Many wrongs which invade the rights of the public or individuals are common nuisances which may be enjoined whether or not it has been specifically declared by the legislature to be a public nuisance. In State v. Rabinowitz, 85 Kan. 841, 118 Pac. 1040, it was said:

“At the common law, acts done in violation of the law, or which are against good morals or public decency, and which result in injury to the public, constitute a public nuisance.” (Citing 1 Wood on Nuisances', 3d ed. ¶ 17; Joyce on Nuisances, §5; 6 Cur. Law, 828.)

Either of these wrongs amounts to a nuisance. Violations of the law alone are determined to be á public nuisance. In State, ex rel., v. Crawford, 28 Kan. 726, it was said:

“Every place where a public statute is openly, publicly, repeatedly, continuously, persistently and intentionally violated, is a public nuisance.” (p. 733.)

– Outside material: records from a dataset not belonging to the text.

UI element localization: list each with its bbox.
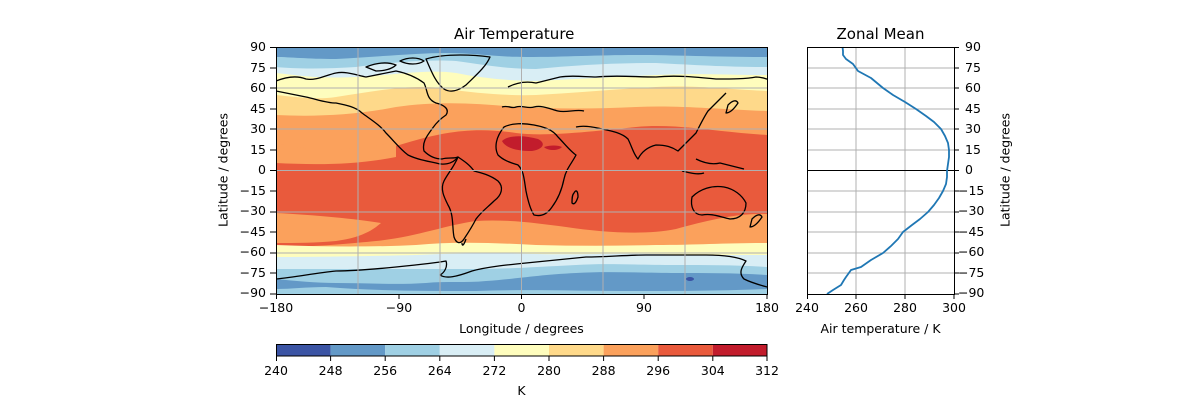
colorbar-tick: 288 bbox=[591, 363, 616, 378]
zonal-ytick: −15 bbox=[958, 183, 985, 198]
map-axes-frame bbox=[276, 47, 768, 295]
map-ytick: 60 bbox=[250, 80, 266, 95]
map-ytick: −30 bbox=[239, 203, 266, 218]
colorbar-tick: 296 bbox=[646, 363, 671, 378]
zonal-ytick: 15 bbox=[965, 142, 981, 157]
map-ylabel: Latitude / degrees bbox=[215, 113, 231, 227]
zonal-yaxis-ticks bbox=[954, 47, 959, 295]
colorbar-tick: 248 bbox=[318, 363, 343, 378]
zonal-ytick: −60 bbox=[958, 244, 985, 259]
map-ytick: −45 bbox=[239, 224, 266, 239]
zonal-ytick: 30 bbox=[965, 121, 981, 136]
map-ytick: 0 bbox=[258, 162, 266, 177]
map-ytick: −75 bbox=[239, 265, 266, 280]
colorbar-tick: 264 bbox=[427, 363, 452, 378]
colorbar bbox=[276, 344, 768, 361]
zonal-xtick: 240 bbox=[795, 300, 819, 315]
zonal-ytick: 45 bbox=[965, 101, 981, 116]
coastlines bbox=[276, 54, 767, 288]
map-xtick: 90 bbox=[636, 300, 652, 315]
zonal-ytick: −30 bbox=[958, 203, 985, 218]
zonal-xtick: 300 bbox=[942, 300, 966, 315]
map-xaxis-ticks bbox=[276, 294, 768, 299]
colorbar-tick: 272 bbox=[482, 363, 507, 378]
map-ytick: 75 bbox=[250, 60, 266, 75]
zonal-xlabel: Air temperature / K bbox=[820, 321, 941, 336]
map-title: Air Temperature bbox=[454, 25, 575, 43]
map-ytick: −90 bbox=[239, 285, 266, 300]
map-yaxis-ticks bbox=[270, 47, 276, 295]
map-gridlines bbox=[276, 47, 767, 294]
zonal-ytick: 0 bbox=[965, 162, 973, 177]
zonal-ytick: −90 bbox=[958, 285, 985, 300]
zonal-xaxis-ticks bbox=[807, 294, 955, 299]
tropical-details bbox=[276, 136, 562, 243]
zonal-xtick: 280 bbox=[893, 300, 917, 315]
zonal-ytick: 90 bbox=[965, 39, 981, 54]
map-ytick: 15 bbox=[250, 142, 266, 157]
zonal-xtick: 260 bbox=[844, 300, 868, 315]
map-xlabel: Longitude / degrees bbox=[459, 321, 584, 336]
colorbar-tick: 312 bbox=[755, 363, 779, 378]
map-xtick: −90 bbox=[385, 300, 413, 315]
map-ytick: −60 bbox=[239, 244, 266, 259]
colorbar-label: K bbox=[517, 383, 526, 398]
map-xtick: 180 bbox=[755, 300, 779, 315]
zonal-ytick: −45 bbox=[958, 224, 985, 239]
colorbar-tick: 256 bbox=[373, 363, 398, 378]
colorbar-tick: 280 bbox=[537, 363, 561, 378]
colorbar-tick: 304 bbox=[700, 363, 725, 378]
zonal-mean-plot bbox=[807, 46, 955, 295]
colorbar-tick: 240 bbox=[264, 363, 288, 378]
map-ytick: 30 bbox=[250, 121, 266, 136]
map-ytick: 90 bbox=[250, 39, 266, 54]
zonal-ytick: −75 bbox=[958, 265, 985, 280]
zonal-ytick: 60 bbox=[965, 80, 981, 95]
zonal-ytick: 75 bbox=[965, 60, 981, 75]
map-ytick: 45 bbox=[250, 101, 266, 116]
map-xtick: −180 bbox=[258, 300, 294, 315]
zonal-title: Zonal Mean bbox=[836, 25, 925, 43]
zonal-ylabel: Latitude / degrees bbox=[997, 113, 1013, 227]
map-xtick: 0 bbox=[517, 300, 526, 315]
map-ytick: −15 bbox=[239, 183, 266, 198]
zonal-mean-line bbox=[826, 46, 950, 295]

The rule of this early case has been consistently followed and applied for the last fifty years, and in my view is a controlling authority here. The facts in the instant case show that defendants are acting in open antagonism to a public statute which makes their conduct a public offense, and that they are doing so repeatedly and intentionally, declaring their purpose to continue the unlawful acts.

The court, in State, ex rel., v. Crawford, supra, held that while a single violation might not be a ground for injunction, that where the offense is committed without any immediate prospect of termination, an action of injunction will lie unless some other remedy is given for its complete suppression and extirpation.

Is there another adequate remedy? The only remedy suggested is a prosecution for the violation of the statute. This case demonstrates that prosecutions and even convictions did not operate as a preventative of the violations. They persisted in the wrongdoing and declared their purpose to continue until they were stopped. The small penalties prescribed in the statute for the commission of the offense did not stop them. Probably the profits they had derived from the operation of the theater left a good margin after paying the fines imposed. It is obvious that the penalties for violations were not adequate to prevent the persistent violations by defendant and that their conduct and declared intention to persist in wrongdoing jusified an injunction. It was the only available remedy left for the state and in my opinion should have been granted. See State, ex rel., v. Crawford, supra; State v. Coler, 75 Kan. 424, 89 Pac. 693; State, ex rel., v. Raboniwitz, supra.